US/Venezuela relations… The more things change…

The plot provides a bizarre throwback to the Cold War era, when the concept of spheres of influence, powered by the incendiary fuel of the global ideological divide, held Washington and in the ‘banana republics’ in the hemisphere in a crushing embrace. The political culture of the day periodically bred far right US Presidents driven by ideological bogeys, on the one hand, and in America’s ‘banana republics,’ either hardline despotic types or ‘romantic’ leftists, whose instruments of political control were tools euphemistically described as ‘people’s power’ and who, themselves, in the fullness of time, evolved into out-of-control delinquents whom the US felt it had to remove from office. That is a kind of shrunken description of one of the sideshows of the Cold War era.

There is no more Cold War and the despotic types have, we trust, become and endangered species. But the theatre persists. Donald Trump has refashioned the ‘US backyard bogey.’ Nicholas Maduro, the Venezuelan President, is the contemporary ideological bogeyman, the fly in the ointment of Washington’s backyardism.

 Trump isn’t one of those US Presidents who stands on ceremony. He has responded to Caracas’ effrontery’ with an unpalatable diet of   economic sanctions that has left Venezuela reeling. The consequential meltdown in Venezuela has manifested itself in the fashion of a gradually unfolding theatrical production…first, brooding then street riots and official crackdowns, debilitating scarcities… and after all of these had changed nothing, a sustained outward procession by Venezuelans to all parts…to Colombia or Guyana or Trinidad and Tobago or Brazil…or   wherever the ‘victims’ could find a haven from Trump’s response to Maduro’s ideological brazenness.
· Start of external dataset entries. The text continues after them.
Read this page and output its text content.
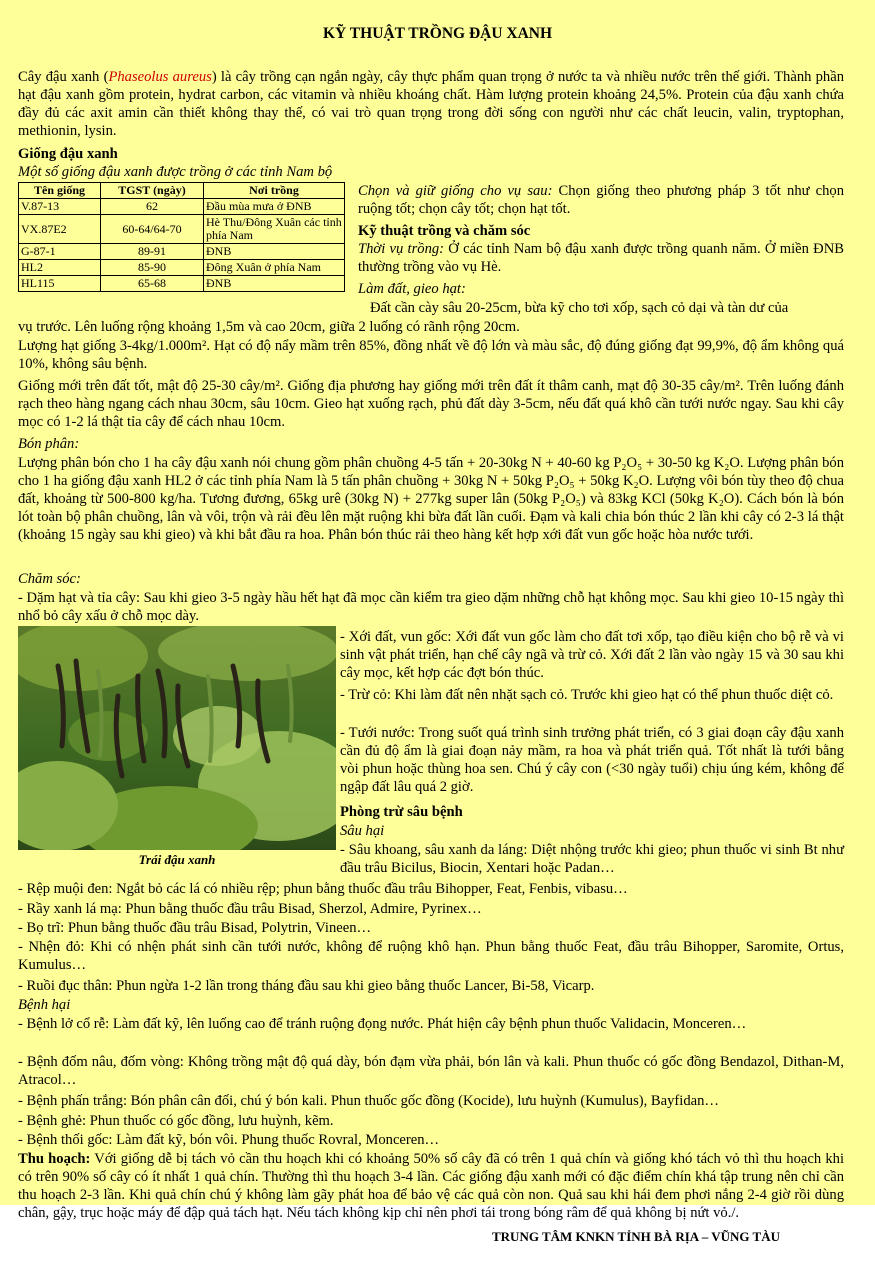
KỸ THUẬT TRỒNG ĐẬU XANH

Cây đậu xanh (Phaseolus aureus) là cây trồng cạn ngắn ngày, cây thực phẩm quan trọng ở nước ta và nhiều nước trên thế giới. Thành phần hạt đậu xanh gồm protein, hydrat carbon, các vitamin và nhiều khoáng chất. Hàm lượng protein khoảng 24,5%. Protein của đậu xanh chứa đầy đủ các axit amin cần thiết không thay thế, có vai trò quan trọng trong đời sống con người như các chất leucin, valin, tryptophan, methionin, lysin.

Giống đậu xanh
Một số giống đậu xanh được trồng ở các tỉnh Nam bộ
Tên giống	TGST (ngày)	Nơi trồng
V.87-13	62	Đầu mùa mưa ở ĐNB
VX.87E2	60-64/64-70	Hè Thu/Đông Xuân các tỉnh phía Nam
G-87-1	89-91	ĐNB
HL2	85-90	Đông Xuân ở phía Nam
HL115	65-68	ĐNB

Chọn và giữ giống cho vụ sau: Chọn giống theo phương pháp 3 tốt như chọn ruộng tốt; chọn cây tốt; chọn hạt tốt.

Kỹ thuật trồng và chăm sóc

Thời vụ trồng: Ở các tỉnh Nam bộ đậu xanh được trồng quanh năm. Ở miền ĐNB thường trồng vào vụ Hè.

Làm đất, gieo hạt:
Đất cần cày sâu 20-25cm, bừa kỹ cho tơi xốp, sạch cỏ dại và tàn dư của
vụ trước. Lên luống rộng khoảng 1,5m và cao 20cm, giữa 2 luống có rãnh rộng 20cm.

Lượng hạt giống 3-4kg/1.000m². Hạt có độ nẩy mầm trên 85%, đồng nhất về độ lớn và màu sắc, độ đúng giống đạt 99,9%, độ ẩm không quá 10%, không sâu bệnh.

Giống mới trên đất tốt, mật độ 25-30 cây/m². Giống địa phương hay giống mới trên đất ít thâm canh, mạt độ 30-35 cây/m². Trên luống đánh rạch theo hàng ngang cách nhau 30cm, sâu 10cm. Gieo hạt xuống rạch, phủ đất dày 3-5cm, nếu đất quá khô cần tưới nước ngay. Sau khi cây mọc có 1-2 lá thật tỉa cây để cách nhau 10cm.

Bón phân:

Lượng phân bón cho 1 ha cây đậu xanh nói chung gồm phân chuồng 4-5 tấn + 20-30kg N + 40-60 kg P₂O₅ + 30-50 kg K₂O. Lượng phân bón cho 1 ha giống đậu xanh HL2 ở các tỉnh phía Nam là 5 tấn phân chuồng + 30kg N + 50kg P₂O₅ + 50kg K₂O. Lượng vôi bón tùy theo độ chua đất, khoảng từ 500-800 kg/ha. Tương đương, 65kg urê (30kg N) + 277kg super lân (50kg P₂O₅) và 83kg KCl (50kg K₂O). Cách bón là bón lót toàn bộ phân chuồng, lân và vôi, trộn và rải đều lên mặt ruộng khi bừa đất lần cuối. Đạm và kali chia bón thúc 2 lần khi cây có 2-3 lá thật (khoảng 15 ngày sau khi gieo) và khi bắt đầu ra hoa. Phân bón thúc rải theo hàng kết hợp xới đất vun gốc hoặc hòa nước tưới.

Chăm sóc:

- Dặm hạt và tỉa cây: Sau khi gieo 3-5 ngày hầu hết hạt đã mọc cần kiểm tra gieo dặm những chỗ hạt không mọc. Sau khi gieo 10-15 ngày thì nhổ bỏ cây xấu ở chỗ mọc dày.

Trái đậu xanh

- Xới đất, vun gốc: Xới đất vun gốc làm cho đất tơi xốp, tạo điều kiện cho bộ rễ và vi sinh vật phát triển, hạn chế cây ngã và trừ cỏ. Xới đất 2 lần vào ngày 15 và 30 sau khi cây mọc, kết hợp các đợt bón thúc.

- Trừ cỏ: Khi làm đất nên nhặt sạch cỏ. Trước khi gieo hạt có thể phun thuốc diệt cỏ.

- Tưới nước: Trong suốt quá trình sinh trưởng phát triển, có 3 giai đoạn cây đậu xanh cần đủ độ ẩm là giai đoạn nảy mầm, ra hoa và phát triển quả. Tốt nhất là tưới bằng vòi phun hoặc thùng hoa sen. Chú ý cây con (<30 ngày tuổi) chịu úng kém, không để ngập đất lâu quá 2 giờ.

Phòng trừ sâu bệnh
Sâu hại

- Sâu khoang, sâu xanh da láng: Diệt nhộng trước khi gieo; phun thuốc vi sinh Bt như đầu trâu Bicilus, Biocin, Xentari hoặc Padan…

- Rệp muội đen: Ngắt bỏ các lá có nhiều rệp; phun bằng thuốc đầu trâu Bihopper, Feat, Fenbis, vibasu…

- Rầy xanh lá mạ: Phun bằng thuốc đầu trâu Bisad, Sherzol, Admire, Pyrinex…

- Bọ trĩ: Phun bằng thuốc đầu trâu Bisad, Polytrin, Vineen…

- Nhện đỏ: Khi có nhện phát sinh cần tưới nước, không để ruộng khô hạn. Phun bằng thuốc Feat, đầu trâu Bihopper, Saromite, Ortus, Kumulus…

- Ruồi đục thân: Phun ngừa 1-2 lần trong tháng đầu sau khi gieo bằng thuốc Lancer, Bi-58, Vicarp.

Bệnh hại

- Bệnh lở cổ rễ: Làm đất kỹ, lên luống cao để tránh ruộng đọng nước. Phát hiện cây bệnh phun thuốc Validacin, Monceren…

- Bệnh đốm nâu, đốm vòng: Không trồng mật độ quá dày, bón đạm vừa phải, bón lân và kali. Phun thuốc có gốc đồng Bendazol, Dithan-M, Atracol…

- Bệnh phấn trắng: Bón phân cân đối, chú ý bón kali. Phun thuốc gốc đồng (Kocide), lưu huỳnh (Kumulus), Bayfidan…

- Bệnh ghẻ: Phun thuốc có gốc đồng, lưu huỳnh, kẽm.

- Bệnh thối gốc: Làm đất kỹ, bón vôi. Phung thuốc Rovral, Monceren…

Thu hoạch: Với giống dễ bị tách vỏ cần thu hoạch khi có khoảng 50% số cây đã có trên 1 quả chín và giống khó tách vỏ thì thu hoạch khi có trên 90% số cây có ít nhất 1 quả chín. Thường thì thu hoạch 3-4 lần. Các giống đậu xanh mới có đặc điểm chín khá tập trung nên chỉ cần thu hoạch 2-3 lần. Khi quả chín chú ý không làm gãy phát hoa để bảo vệ các quả còn non. Quả sau khi hái đem phơi nắng 2-4 giờ rồi dùng chân, gậy, trục hoặc máy để đập quả tách hạt. Nếu tách không kịp chỉ nên phơi tái trong bóng râm để quả không bị nứt vỏ./.

TRUNG TÂM KNKN TỈNH BÀ RỊA – VŨNG TÀU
Over time, the turning of the screws on Vene-zuela under Maduro has been manifested chiefly in Washington’s sickeningly cumulative pressure, the kind of pressure that causes things to stand still and to atrophy; and it is to that sickening condition that Venezuela’s once colossal petroleum industry has been reduced. 

There was, recently, something surreal about the country which, not many moons ago, had afforded its citizens the cheapest gasoline in the world, reduced to scanning the horizon, awaiting a sighting of Iranian tankers not just bringing relief to a desperate gasoline shortage but sending a signal of sorts that Maduro’s beleaguered Venezuela still had a powerful friend or two, not afraid to cock a snook at Washington.

And as if to remind the rest of us that old hegemonic habits die hard, America, as well, has made Maduro a victim of its familiar practice of demonizing its enemies, an option that has been a long-standing facet of its foreign policy. Back in March the office of the United States Attorney General went public with its criminal charges against Maduro, which the US authorities declared had to do with “converting Venezuela’s state into a criminal enterprise at the service of drug traffickers and terrorist groups,” whatever that, translated, means. Washington says that the indictments cover a broad swathe of iniquities encompassing, among other things, money-laundering and drug-trafficking. Simultaneously, the U.S. State Department announced a $15 million reward for information leading to the arrest or prosecution of Maduro, providing a chilling demonstration of America’s power to fashion a President into a dangerous criminal, overnight.

US pressure on Venezuela has, of course, been imposed at a price.  Moscow, particularly, through its food aid, has established a strategic ‘beach head’ of sorts in Caracas. For now, this may not amount to a serious strategic setback for Washington, though it at least sends a signal that there may be, down the road, a price to pay for attempting to fashion Cold War-style regime change.

If Trump is showing signs of impatience in Washington’s quest to send Maduro packing the question arises as to whether the US is prepared to push even harder and bring more of Venezuela’s friends, whom Washington would regard not just as unsavory, but unwelcome in its ‘backyard, rushing to Maduro’s rescue. Recall that part of the downside of US foreign policy in the hemisphere four decades and more ago had been the proclivity of that brand of ‘foreign policy’ to experience some spectacular implosions…as in the Nicaragua of the Sandinistas. 

Mr. Maduro himself is wedged between a proverbial rock and a place. Trump’s sanctions have all but atrophied Venezuela’s economy. It doesn’t help, too, that the Bolsonaro government in Brazil appears to have decided that it will back Trump’s unrelenting push to unseat Maduro…so that the Brazilian government not only sent the entire Venezuelan diplomatic retinue in Brasilia packing earlier this year but also bowed to Trump’s wish that Brazil give notice to international shipping companies that once they do business with Venezuela’s oil industry their ships will not be welcome in that country’s waters.

Since the beginning of 2019 Washington and Caracas have shared no diplomatic relations though the Trump administration’s strategic think-tank are sufficiently shrewd not to have the US President cut ties entirely with oil-rich Venezuela, sustaining those through Washington’s links with Juan Guaido, the Leader of the Venezuelan opposition and the man who would be king.

There has been a jerky unfolding of Trump’s version of the backyardism that still, in large measure, passes for much of US foreign policy in the hemisphere. The more things change the more they remain the same.